Bob KnowlesWhen he was graduated in 1938, teaching jobs were scarce so Knowles said he “drifted” into insurance and real estate sales in New Richmond. This activity was interrupted by World War II and he served in the Army Air Force. When his older brother, Warren P. Knowles, who was serving as Senator from the Tenth Senatorial District was elected Lt. Governor, Bob ran for his seat and won in a special election in 1955. He was re-elected to four-year terms in 1956, 1960, 1964, 1968 and 1972.

In the Senate, he served as assistant majority leader in the 1959 and 1961 sessions and as majority leader in the 1963 and 1965 sessions. He was elected president pro tem. in the 1967, 1969 and 1971 sessions. But his legislative skills took him beyond the boundaries of the state. He was active in the National Conference of Legislative Leaders from the time it was organized in 1959, was elected a director in 1962 and president in 1965. He was a member of the advisory committee of the Eagleton Institute of Politics at Rutgers University and, in 1966, headed a group of four legislators who conducted a 10-day seminar for promising young legislators from the 18 most populous states.

He had a quick wit and a ready sense of humor.
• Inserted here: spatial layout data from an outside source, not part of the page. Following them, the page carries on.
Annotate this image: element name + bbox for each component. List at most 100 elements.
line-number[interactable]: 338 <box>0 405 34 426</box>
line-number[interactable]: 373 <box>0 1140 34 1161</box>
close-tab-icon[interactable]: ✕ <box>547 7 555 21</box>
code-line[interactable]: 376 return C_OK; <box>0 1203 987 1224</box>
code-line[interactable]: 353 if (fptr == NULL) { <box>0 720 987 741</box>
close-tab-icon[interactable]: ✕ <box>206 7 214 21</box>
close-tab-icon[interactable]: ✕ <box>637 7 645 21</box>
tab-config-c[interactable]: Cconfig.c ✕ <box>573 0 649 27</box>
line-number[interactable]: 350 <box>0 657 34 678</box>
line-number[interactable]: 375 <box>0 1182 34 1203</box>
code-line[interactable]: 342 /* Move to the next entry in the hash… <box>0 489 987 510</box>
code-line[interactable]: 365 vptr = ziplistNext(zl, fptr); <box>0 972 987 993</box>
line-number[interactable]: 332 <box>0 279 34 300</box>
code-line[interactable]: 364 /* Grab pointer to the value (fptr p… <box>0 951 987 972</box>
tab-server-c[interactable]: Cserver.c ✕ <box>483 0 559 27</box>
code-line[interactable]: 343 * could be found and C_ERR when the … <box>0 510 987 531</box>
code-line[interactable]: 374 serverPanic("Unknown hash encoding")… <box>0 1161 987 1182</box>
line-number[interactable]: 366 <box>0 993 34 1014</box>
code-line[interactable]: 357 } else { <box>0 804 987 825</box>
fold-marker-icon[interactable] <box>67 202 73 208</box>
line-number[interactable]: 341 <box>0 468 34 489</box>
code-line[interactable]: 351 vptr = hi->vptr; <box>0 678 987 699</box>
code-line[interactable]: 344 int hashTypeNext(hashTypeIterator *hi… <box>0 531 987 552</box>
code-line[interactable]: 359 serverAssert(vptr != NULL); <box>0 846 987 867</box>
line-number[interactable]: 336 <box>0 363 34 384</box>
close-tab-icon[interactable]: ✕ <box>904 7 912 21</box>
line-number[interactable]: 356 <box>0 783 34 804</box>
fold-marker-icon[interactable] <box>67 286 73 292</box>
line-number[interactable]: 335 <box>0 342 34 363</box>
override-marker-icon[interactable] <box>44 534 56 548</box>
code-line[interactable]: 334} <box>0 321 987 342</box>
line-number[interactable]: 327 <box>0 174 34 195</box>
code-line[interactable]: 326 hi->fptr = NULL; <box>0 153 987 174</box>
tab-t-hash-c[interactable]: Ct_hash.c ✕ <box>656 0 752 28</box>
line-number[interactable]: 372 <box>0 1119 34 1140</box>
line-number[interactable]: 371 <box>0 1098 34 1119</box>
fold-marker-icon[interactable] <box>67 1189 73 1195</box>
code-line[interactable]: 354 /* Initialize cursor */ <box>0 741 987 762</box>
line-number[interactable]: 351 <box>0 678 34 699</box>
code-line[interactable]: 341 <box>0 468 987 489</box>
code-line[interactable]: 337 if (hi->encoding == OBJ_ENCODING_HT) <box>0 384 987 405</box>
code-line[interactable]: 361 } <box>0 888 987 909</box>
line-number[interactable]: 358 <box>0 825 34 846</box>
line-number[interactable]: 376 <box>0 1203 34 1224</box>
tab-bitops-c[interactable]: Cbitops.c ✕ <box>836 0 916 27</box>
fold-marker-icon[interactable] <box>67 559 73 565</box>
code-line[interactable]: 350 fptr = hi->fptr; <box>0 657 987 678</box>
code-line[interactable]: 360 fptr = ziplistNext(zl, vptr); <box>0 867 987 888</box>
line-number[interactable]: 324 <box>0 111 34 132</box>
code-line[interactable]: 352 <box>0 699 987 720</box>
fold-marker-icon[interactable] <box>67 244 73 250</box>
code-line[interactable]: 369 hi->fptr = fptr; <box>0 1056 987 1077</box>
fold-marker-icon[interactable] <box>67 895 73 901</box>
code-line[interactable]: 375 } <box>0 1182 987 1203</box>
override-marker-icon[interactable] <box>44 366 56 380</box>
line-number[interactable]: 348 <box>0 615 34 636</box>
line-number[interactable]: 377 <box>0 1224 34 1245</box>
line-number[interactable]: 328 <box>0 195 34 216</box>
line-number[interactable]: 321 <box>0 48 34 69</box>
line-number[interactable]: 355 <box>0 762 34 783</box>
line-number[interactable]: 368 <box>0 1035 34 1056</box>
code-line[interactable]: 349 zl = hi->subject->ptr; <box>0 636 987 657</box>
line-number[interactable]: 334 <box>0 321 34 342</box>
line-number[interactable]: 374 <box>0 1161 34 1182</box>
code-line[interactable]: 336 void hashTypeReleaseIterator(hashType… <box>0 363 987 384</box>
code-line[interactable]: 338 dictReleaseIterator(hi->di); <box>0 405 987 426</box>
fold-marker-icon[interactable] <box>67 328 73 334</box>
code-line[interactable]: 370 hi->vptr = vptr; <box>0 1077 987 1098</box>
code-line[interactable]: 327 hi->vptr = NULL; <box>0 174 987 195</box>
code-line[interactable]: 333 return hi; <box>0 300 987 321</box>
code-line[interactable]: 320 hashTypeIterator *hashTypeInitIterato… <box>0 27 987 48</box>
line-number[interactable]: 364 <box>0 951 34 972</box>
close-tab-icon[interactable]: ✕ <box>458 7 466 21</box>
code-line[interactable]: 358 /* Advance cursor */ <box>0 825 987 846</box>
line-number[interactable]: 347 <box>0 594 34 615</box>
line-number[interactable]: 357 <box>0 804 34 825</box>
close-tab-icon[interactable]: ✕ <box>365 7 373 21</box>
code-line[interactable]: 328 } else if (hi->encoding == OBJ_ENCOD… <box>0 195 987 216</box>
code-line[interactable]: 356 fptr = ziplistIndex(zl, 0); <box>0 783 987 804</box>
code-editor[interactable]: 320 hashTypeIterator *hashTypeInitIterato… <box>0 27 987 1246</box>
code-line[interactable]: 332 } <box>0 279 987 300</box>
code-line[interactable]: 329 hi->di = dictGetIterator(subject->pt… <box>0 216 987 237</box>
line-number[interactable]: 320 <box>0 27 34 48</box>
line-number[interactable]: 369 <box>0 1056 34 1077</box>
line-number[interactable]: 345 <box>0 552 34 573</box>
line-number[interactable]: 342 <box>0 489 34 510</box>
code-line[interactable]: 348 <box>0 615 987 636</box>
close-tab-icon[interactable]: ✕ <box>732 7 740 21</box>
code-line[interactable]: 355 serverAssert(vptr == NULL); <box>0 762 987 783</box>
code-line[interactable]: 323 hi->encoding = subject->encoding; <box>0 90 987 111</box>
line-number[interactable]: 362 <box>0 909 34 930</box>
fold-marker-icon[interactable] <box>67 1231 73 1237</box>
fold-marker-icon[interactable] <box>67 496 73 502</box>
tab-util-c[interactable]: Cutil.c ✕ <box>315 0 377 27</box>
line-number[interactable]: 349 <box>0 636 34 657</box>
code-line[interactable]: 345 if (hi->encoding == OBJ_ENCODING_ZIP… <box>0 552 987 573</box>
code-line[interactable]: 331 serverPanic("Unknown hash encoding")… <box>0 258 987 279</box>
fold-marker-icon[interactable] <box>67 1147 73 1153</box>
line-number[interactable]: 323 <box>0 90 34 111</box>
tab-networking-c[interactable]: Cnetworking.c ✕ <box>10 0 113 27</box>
During a question and answer session after he had spoken on campus, he was asked, “Why are there so many stupid senators?” He shot back immediately, “There are a number of stupid people in Wisconsin and, under our system of government, they’re entitled to representation, too.”

During the 1960 Republican National Convention he served as assistant housing director and as executive secretary to the arrangements committee for the 1964 and 1968 conventions. He was one of three state legislators appointed by Pres. Nixon to the Advisory Commission on Intergovernmental Relations.
Knowles was appointed to the Board of Regents in 1980 and elected vice-president of that body in 1982. At the time of the Centennial Celebration on campus in 1974-75 he wrote, “It has been with mixed emotions that I have observed the college at River Falls mushroom into a full-blown university campus. While I sponsored and promoted the needed new buildings to accommodate the growth of the school, I fought against its merger into the University System, fearing that for those of us whose eyes get misty on hearing the playing of the pledge song, that some of the special and unique flavor of the school that we knew might be lost in the vastness of the University of Wisconsin.”

Knowles received the “Distinguished Alumnus Award” at River Falls in 1971.
When he became ill, Knowles offered to resign from the Board of Regents but Gov. Earl refused to accept the resignation. Knowles had been the Republican leader in the Senate when Earl was Democratic leader in the Assembly. Knowles died Nov. 3, 1985. At that time Earl said, “He regularly showed me great kindness and was a heavy influence on me.”

Probably State Senate President Fred Risser, a Democrat, best expressed what many felt when he said, “State Senator Bob Knowles was a legislator’s legislator. His imprint can be found on practically all state legislative activities during the 1960s and 1970s. Bob Knowles was a leader, a man of integrity and compassion and a friend to all who knew him.”

Bob Knowles had an exceedingly buoyant personality. He made people feel good just to be around him. Avocationally, he enjoyed both hunting and fishing, and he was an effective supporter of sound conservation practices.

The story is told of the time he submitted a term paper for a history course that he was taking at the college. He really hadn’t done his homework on the assigned topic, so he submitted a paper that started off with two or three appropriate paragraphs, but which then launched into a long discourse on the fine points of pheasant hunting. His professor wasn’t fooled by this and gave the paper an F grade, but he did invite the future senator to join him in a Saturday pheasant hunt!